Legislation to allow nighttime towing of boats and trailers up to 10 feet wide on roads often less than 19 feet wide will NOT cause more crashes and deaths, he says. Instead, he predicts FEWER crashes because more boats will be hauled in darkness, when there's less traffic, and for other reasons.
In e-mail to me, Trogdon says:
Actually, I will predict now, that if boats are allowed to move weekends and nights crash rates will go down - currenly 65% of crashes involving boats involve another vehicle - if boats are allowed to use off peak times, number of crashes will be reduced (probably by 25-30%).
An Easley aide warned last week that the governor might refuse to sign the bill unless it was changed to ban towing of wide boats and trailers after dark (something no other southeastern state allows). The Senate is scheduled to vote on the measure today.
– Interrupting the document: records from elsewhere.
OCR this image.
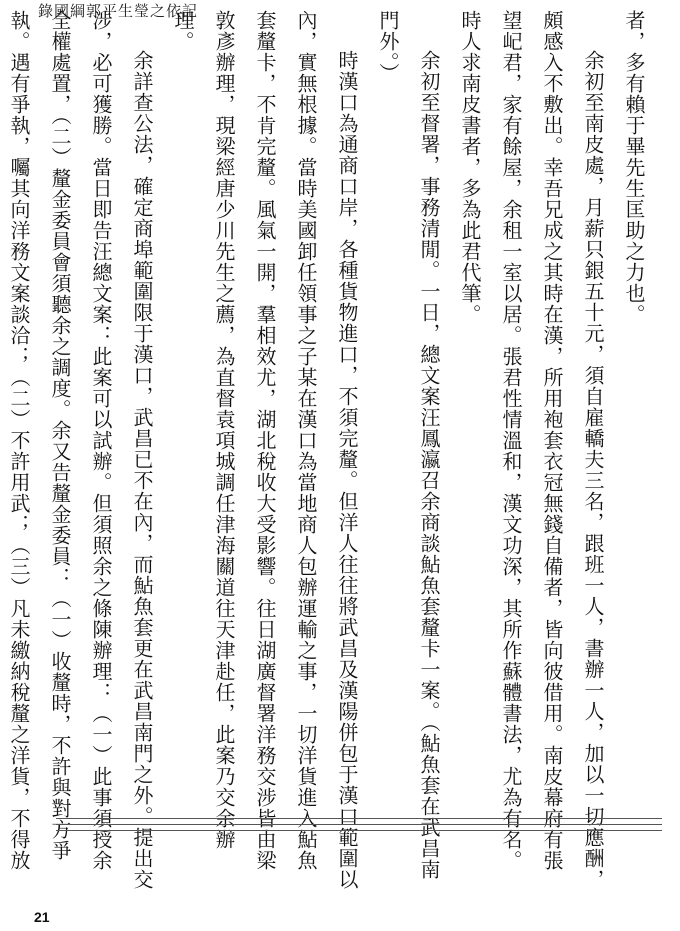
錄國綱郭平生瑩之依記	者，多有賴于畢先生匡助之力也。

余初至南皮處，月薪只銀五十元，須自雇轎夫三名，跟班一人，書辦一人，加以一切應酬，頗感入不敷出。幸吾兄成之其時在漢，所用袍套衣冠無錢自備者，皆向彼借用。南皮幕府有張望屺君，家有餘屋，余租一室以居。張君性情溫和，漢文功深，其所作蘇體書法，尤為有名。時人求南皮書者，多為此君代筆。

余初至督署，事務清閒。一日，總文案汪鳳瀛召余商談鮎魚套釐卡一案。（鮎魚套在武昌南門外。）

時漢口為通商口岸，各種貨物進口，不須完釐。但洋人往往將武昌及漢陽併包于漢口範圍以內，實無根據。當時美國卸任領事之子某在漢口為當地商人包辦運輸之事，一切洋貨進入鮎魚套釐卡，不肯完釐。風氣一開，羣相效尤，湖北稅收大受影響。往日湖廣督署洋務交涉皆由梁敦彥辦理，現梁經唐少川先生之薦，為直督袁項城調任津海關道往天津赴任，此案乃交余辦理。

余詳查公法，確定商埠範圍限于漢口，武昌已不在內，而鮎魚套更在武昌南門之外。提出交涉，必可獲勝。當日即告汪總文案：此案可以試辦。但須照余之條陳辦理：（一）此事須授余全權處置，（二）釐金委員會須聽余之調度。余又告釐金委員：（一）收釐時，不許與對方爭執。遇有爭執，囑其向洋務文案談洽；（二）不許用武；（三）凡未繳納稅釐之洋貨，不得放

21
We'll see this afternoon whether there is an effort to make the change requested by the governor's office and the Highway Patrol.
Trogdon says they worry too much about big boats on dark roads.
With the addition of adequate illumination, observation of these boat trailers will actually be better at night than in the daylight hours.
The trailers themselves would still be just 8.5 feet wide, so they would stay on the right side of the road, but the width of the boat itself might hang across the center line. When a boat driver sees another car approaching, Trogdon says, he'll ease to the right to avoid collision.
As opposing traffic approaches, hauler will ease his right trailer tire to drive on right edgeline and will easily keep 10 foot beam inside centerline.
Cross your fingers and hope he's right.